The Drug Enforcement Agency has been using information gleaned from intelligence wiretaps and a database of telephone records in order to build cases against American citizens, according to Reuters.

The cases being built by the DEA rarely have any connection to national security and law enforcement has been instructed to hide the original source of their information from both defense lawyers and prosecutors. Documents obtained by Reuters show that officers are shown how to "recreate" the investigative trail to conceal where the information came from. This could be a violation of a defendant's right to a fair trial since they would be unable to know if law enforcement made any mistakes in the investigation, according to Reuters.

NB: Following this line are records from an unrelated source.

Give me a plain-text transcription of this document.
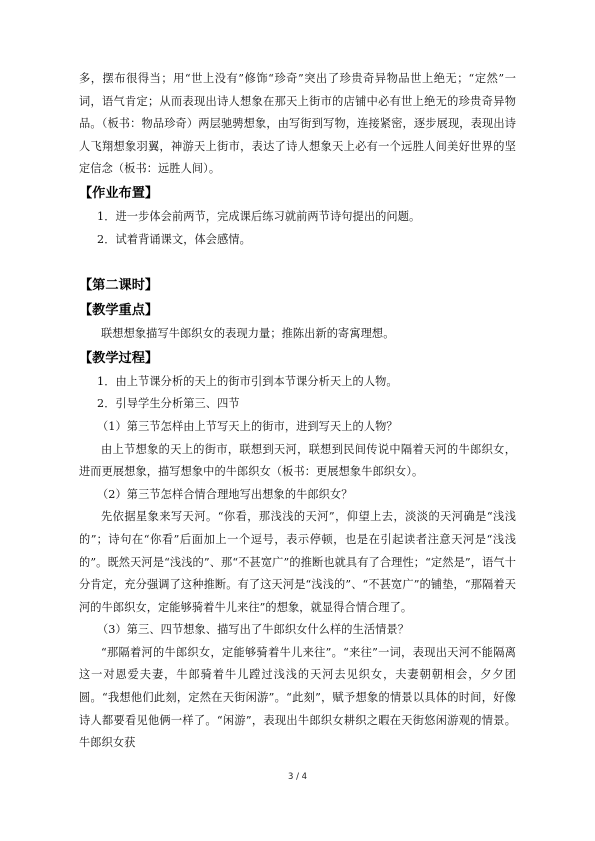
多，摆布很得当；用“世上没有”修饰“珍奇”突出了珍贵奇异物品世上绝无；“定然”一词，语气肯定；从而表现出诗人想象在那天上街市的店铺中必有世上绝无的珍贵奇异物品。（板书：物品珍奇）两层驰骋想象，由写街到写物，连接紧密，逐步展现，表现出诗人飞翔想象羽翼，神游天上街市，表达了诗人想象天上必有一个远胜人间美好世界的坚定信念（板书：远胜人间）。

【作业布置】

1．进一步体会前两节，完成课后练习就前两节诗句提出的问题。

2．试着背诵课文，体会感情。

【第二课时】
【教学重点】

联想想象描写牛郎织女的表现力量；推陈出新的寄寓理想。

【教学过程】

1．由上节课分析的天上的街市引到本节课分析天上的人物。

2．引导学生分析第三、四节

（1）第三节怎样由上节写天上的街市，进到写天上的人物？

由上节想象的天上的街市，联想到天河，联想到民间传说中隔着天河的牛郎织女，进而更展想象，描写想象中的牛郎织女（板书：更展想象牛郎织女）。

（2）第三节怎样合情合理地写出想象的牛郎织女？

先依据星象来写天河。“你看，那浅浅的天河”，仰望上去，淡淡的天河确是“浅浅的”；诗句在“你看”后面加上一个逗号，表示停顿，也是在引起读者注意天河是“浅浅的”。既然天河是“浅浅的”、那“不甚宽广”的推断也就具有了合理性；“定然是”，语气十分肯定，充分强调了这种推断。有了这天河是“浅浅的”、“不甚宽广”的铺垫，“那隔着天河的牛郎织女，定能够骑着牛儿来往”的想象，就显得合情合理了。

（3）第三、四节想象、描写出了牛郎织女什么样的生活情景？

“那隔着河的牛郎织女，定能够骑着牛儿来往”。“来往”一词，表现出天河不能隔离这一对恩爱夫妻，牛郎骑着牛儿蹚过浅浅的天河去见织女，夫妻朝朝相会，夕夕团圆。“我想他们此刻，定然在天街闲游”。“此刻”，赋予想象的情景以具体的时间，好像诗人都要看见他俩一样了。“闲游”，表现出牛郎织女耕织之暇在天街悠闲游观的情景。牛郎织女获

3 / 4
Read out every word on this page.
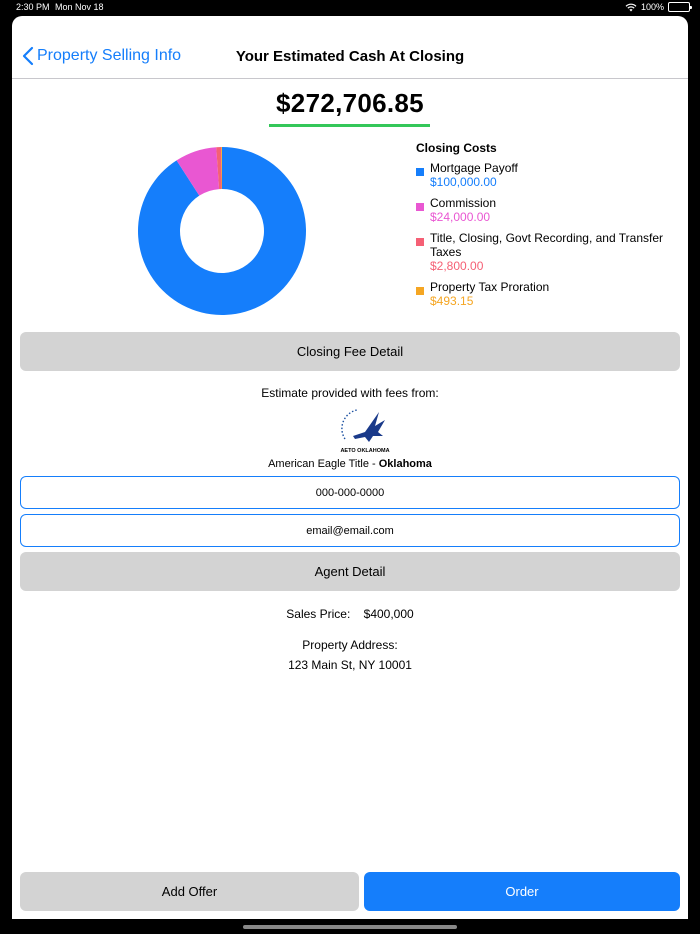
2:30 PM Mon Nov 18	100%
Property Selling Info	Your Estimated Cash At Closing
$272,706.85
Closing Costs
Mortgage Payoff
$100,000.00
Commission
$24,000.00
Title, Closing, Govt Recording, and Transfer Taxes
$2,800.00
Property Tax Proration
$493.15
Closing Fee Detail
Estimate provided with fees from:
AETO OKLAHOMA
American Eagle Title - Oklahoma
000-000-0000
email@email.com
Agent Detail
Sales Price: $400,000
Property Address:
123 Main St, NY 10001
Add Offer	Order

"I have never heard of anything like this at all" Nancy Gertner, a Harvard Law School professor, said. "It is one thing to create special rules for national security. Ordinary crime is entirely different. It sounds like they are phonying up investigations."

Gertner told Reuters that she and other legal experts are troubled by the program. While the recently revealed National Security Agency's surveillance program targets terrorists the DEA program targets normal criminals, according to Reuters.

The program is run by the very secretive Special Operations Division of the DEA. Almost all of what the SOD does is classified including the location of its Virginia office.

"Remember that the utilization of SOD cannot be revealed or discussed in any investigative function," a document given to agents said. The document goes on to explain how SOD's involvement needs to be omitted from all official reports and that officers need to us "normal investigative techniques to recreate the information provided by SOD," according to Reuters.

An anonymous former federal agent described the process.

"You'd be told only, 'Be at a certain truck stop at a certain time and look for a certain vehicle,'" the agent told Reuters. "And so we'd alert the state police to find an excuse to stop that vehicle, and then have a drug dog search it."

Lawrence Lustberg, a New Jersey defense attorney, believes that if the government is concealing the way drug investigations are started that it "would not only be alarming but pretty blatantly unconstitutional," according to Reuters.

"You can't game the system," former prosecutor Henry Hockeimer said. "You can't create this subterfuge. These are drug crimes, not national security cases. If you don't draw the line here, where do you draw it?"

Some prosecutors have been forced to drop cases because they did not feel that the case would be able to stand in court if it came from an SOD investigation.

"Lying about where the information came from is a bad start if you're trying to comply with the law because it can lead to all kinds of problems with discovery and candor to the court," the prosecutor who wished to remain anonymous told Reuters.

DEA agents have said that while SOD tips were not always helpful that they have helped catch many criminals that might have otherwise gotten away.

"It was an amazing tool," a retired federal agent told Reuters. "Our big fear was that it wouldn't stay secret."